Tak hanya itu, dalam PP No. 28 tahun 2024 menegaskan hak setiap bayi untuk mendapatkan ASI eksklusif selama enam bulan pertama kehidupannya, kecuali atas indikasi medis. "Dengan kata lain, PP No. 28 tahun 2024 mengakui bahwa susu formula dapat digunakan untuk menggantikan ASI ketika ASI eksklusif tidak dapat diberikan dan donor ASI tidak tersedia," ujar Piter seperti dikutip dari siaran pers, Kamis, 26 September 2024.
Hal ini, kata dia, sejalan dengan upaya global yang diatur oleh WHO untuk melindungi dan mendukung proses menyusui. Apalagi, di tengah kondisi kesehatan yang memprihatinkan, yang mana  prevalensi stunting di Indonesia masih menjadi masalah.
Data BPS menunjukkan, meski angka pemberian ASI Eksklusif meningkat dari 68,84 persen pada 2020 menjadi 73,9 persen pada 2023, penurunan angka stunting sangat lambat, hanya turun 0,1 persen dari 21,6 persen di 2022 menjadi 21,5 persen di 2023.
"Melihat kondisi yang ada mengenai pemberian ASI Eksklusif dan juga perlunya percepatan penurunan angka stunting, diperlukan penciptaan kondisi yang mendukung pemberian ASI eksklusif seperti ruang laktasi di kantor dan ruang publik," jelasnya.
Piter menekankan bahwa regulasi tidak hanya perlu untuk menjamin kesehatan bayi, tetapi juga untuk mendukung perekonomian, terutama di tengah tren PHK yang meningkat. "Saya kira di saat masih ada isu stunting dan juga semakin meningkatnya proporsi tenaga kerja perempuan, justru akses terhadap produk dan informasi produk butuh diperkuat," tambahnya.

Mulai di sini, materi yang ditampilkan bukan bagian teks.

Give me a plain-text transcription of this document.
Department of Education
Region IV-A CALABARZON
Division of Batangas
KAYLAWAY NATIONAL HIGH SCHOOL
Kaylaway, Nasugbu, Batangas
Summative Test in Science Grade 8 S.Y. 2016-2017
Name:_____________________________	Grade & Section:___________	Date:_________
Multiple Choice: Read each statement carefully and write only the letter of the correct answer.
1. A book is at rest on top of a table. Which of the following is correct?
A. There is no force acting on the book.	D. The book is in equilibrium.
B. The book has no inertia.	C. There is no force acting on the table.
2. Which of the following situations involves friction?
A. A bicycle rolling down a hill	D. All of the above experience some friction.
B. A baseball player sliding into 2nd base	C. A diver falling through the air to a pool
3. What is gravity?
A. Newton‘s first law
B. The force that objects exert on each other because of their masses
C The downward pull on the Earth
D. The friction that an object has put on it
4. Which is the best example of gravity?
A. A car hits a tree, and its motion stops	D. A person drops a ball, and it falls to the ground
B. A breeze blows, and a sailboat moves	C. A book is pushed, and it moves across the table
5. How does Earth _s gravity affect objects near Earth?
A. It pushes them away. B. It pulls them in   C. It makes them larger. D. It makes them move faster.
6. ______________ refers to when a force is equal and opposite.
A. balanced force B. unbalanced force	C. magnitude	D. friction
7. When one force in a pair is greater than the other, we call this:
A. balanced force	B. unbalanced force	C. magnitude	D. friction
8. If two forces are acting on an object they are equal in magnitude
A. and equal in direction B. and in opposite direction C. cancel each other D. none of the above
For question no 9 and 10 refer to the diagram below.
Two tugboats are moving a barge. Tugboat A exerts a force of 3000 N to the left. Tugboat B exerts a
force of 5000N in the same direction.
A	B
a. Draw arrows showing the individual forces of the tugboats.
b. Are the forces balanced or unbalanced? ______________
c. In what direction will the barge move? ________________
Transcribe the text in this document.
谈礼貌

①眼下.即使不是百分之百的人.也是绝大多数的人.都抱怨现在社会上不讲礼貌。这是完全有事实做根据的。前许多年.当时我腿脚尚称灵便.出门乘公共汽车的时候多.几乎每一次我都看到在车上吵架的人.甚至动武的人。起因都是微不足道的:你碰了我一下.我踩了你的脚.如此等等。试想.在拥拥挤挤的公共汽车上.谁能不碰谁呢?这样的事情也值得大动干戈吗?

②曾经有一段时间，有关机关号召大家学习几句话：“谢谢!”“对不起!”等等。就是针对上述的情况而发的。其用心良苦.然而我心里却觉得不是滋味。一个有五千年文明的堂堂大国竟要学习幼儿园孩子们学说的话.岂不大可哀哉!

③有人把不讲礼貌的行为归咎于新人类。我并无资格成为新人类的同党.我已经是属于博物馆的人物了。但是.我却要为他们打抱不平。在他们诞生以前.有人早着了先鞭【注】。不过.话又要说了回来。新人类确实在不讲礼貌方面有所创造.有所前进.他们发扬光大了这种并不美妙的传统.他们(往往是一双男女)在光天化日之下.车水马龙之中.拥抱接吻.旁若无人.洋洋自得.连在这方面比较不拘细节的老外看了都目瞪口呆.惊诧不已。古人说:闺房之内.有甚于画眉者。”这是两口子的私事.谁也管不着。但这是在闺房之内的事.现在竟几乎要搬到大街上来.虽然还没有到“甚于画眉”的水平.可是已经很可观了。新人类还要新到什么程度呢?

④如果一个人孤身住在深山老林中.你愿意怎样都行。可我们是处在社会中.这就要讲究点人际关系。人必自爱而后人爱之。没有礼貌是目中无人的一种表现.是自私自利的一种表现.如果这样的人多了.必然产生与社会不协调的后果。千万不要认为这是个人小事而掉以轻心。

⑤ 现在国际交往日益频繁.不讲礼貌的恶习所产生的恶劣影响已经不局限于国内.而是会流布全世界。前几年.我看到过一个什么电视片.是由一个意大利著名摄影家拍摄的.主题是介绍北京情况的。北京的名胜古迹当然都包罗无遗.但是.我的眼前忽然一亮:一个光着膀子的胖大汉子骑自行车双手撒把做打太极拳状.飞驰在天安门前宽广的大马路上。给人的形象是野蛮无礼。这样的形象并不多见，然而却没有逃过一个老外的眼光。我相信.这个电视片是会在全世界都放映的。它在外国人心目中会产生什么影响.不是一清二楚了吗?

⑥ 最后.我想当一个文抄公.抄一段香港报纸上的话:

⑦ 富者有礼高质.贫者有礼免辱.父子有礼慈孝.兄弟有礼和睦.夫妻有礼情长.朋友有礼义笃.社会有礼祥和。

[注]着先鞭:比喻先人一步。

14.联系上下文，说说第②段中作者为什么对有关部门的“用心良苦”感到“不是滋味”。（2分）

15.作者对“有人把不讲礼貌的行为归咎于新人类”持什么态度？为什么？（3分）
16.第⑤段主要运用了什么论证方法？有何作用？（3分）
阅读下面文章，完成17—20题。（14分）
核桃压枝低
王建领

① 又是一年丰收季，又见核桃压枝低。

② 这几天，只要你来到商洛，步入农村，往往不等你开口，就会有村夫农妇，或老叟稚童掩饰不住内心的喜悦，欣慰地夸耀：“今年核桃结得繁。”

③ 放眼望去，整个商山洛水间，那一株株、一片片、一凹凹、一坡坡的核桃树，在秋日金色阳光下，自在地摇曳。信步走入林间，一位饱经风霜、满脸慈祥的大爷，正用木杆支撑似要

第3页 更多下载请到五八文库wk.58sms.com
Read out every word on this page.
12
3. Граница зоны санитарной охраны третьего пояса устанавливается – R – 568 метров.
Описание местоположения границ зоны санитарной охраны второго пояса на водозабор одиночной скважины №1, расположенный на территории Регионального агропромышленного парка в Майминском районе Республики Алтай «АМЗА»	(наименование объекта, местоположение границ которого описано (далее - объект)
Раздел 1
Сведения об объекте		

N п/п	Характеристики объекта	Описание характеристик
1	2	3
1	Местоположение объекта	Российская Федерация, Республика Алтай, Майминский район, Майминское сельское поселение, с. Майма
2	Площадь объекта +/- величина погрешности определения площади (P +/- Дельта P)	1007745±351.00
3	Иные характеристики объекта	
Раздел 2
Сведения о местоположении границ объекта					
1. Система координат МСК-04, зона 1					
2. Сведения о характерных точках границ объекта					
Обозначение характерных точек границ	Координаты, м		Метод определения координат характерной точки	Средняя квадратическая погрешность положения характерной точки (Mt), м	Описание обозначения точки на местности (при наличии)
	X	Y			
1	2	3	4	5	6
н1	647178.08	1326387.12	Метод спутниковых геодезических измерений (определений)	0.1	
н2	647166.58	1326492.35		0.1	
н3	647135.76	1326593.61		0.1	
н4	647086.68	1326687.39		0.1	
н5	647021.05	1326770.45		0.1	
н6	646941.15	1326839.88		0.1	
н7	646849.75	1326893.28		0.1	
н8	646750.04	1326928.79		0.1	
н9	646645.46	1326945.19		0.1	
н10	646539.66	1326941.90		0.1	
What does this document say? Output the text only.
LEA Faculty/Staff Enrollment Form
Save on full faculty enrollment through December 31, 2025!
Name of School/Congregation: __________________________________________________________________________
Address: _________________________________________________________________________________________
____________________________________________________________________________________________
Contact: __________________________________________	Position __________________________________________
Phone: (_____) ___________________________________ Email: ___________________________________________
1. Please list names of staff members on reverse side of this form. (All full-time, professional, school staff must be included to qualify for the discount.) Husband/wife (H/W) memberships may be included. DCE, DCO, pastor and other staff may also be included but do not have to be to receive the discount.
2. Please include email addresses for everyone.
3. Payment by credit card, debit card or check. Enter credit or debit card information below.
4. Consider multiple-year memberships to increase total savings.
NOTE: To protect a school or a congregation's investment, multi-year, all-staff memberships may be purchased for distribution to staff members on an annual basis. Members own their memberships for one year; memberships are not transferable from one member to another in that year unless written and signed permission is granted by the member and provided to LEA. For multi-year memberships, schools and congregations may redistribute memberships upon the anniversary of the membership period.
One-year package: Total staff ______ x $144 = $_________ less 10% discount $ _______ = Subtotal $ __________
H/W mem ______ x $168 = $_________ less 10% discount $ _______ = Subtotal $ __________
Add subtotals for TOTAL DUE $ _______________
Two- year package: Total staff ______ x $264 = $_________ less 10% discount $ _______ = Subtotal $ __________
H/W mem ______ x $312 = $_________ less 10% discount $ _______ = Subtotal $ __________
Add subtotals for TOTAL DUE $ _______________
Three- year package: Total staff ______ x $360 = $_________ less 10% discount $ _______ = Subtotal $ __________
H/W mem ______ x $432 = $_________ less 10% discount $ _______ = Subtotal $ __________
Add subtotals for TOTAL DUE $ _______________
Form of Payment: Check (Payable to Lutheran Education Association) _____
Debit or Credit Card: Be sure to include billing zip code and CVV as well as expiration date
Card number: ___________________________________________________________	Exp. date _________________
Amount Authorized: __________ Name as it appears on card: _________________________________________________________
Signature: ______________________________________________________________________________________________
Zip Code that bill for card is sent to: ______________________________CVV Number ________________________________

Berdasarkan data dari Kementerian Tenaga Kerja, tercatat ada 46 ribu pekerja terkena PHK di industri manufaktur, termasuk sektor tekstil dan garmen. Ini tentu menjadi tantangan dalam hal menjaga kesehatan masyarakat, terutama ibu dan anak, yang semakin terdesak. Â
"Diharapkan, Pemerintah bisa menjaga momentum positif ini untuk mengupayakan perbaikan status kesehatan dan kondisi perekonomian," ungkapnya.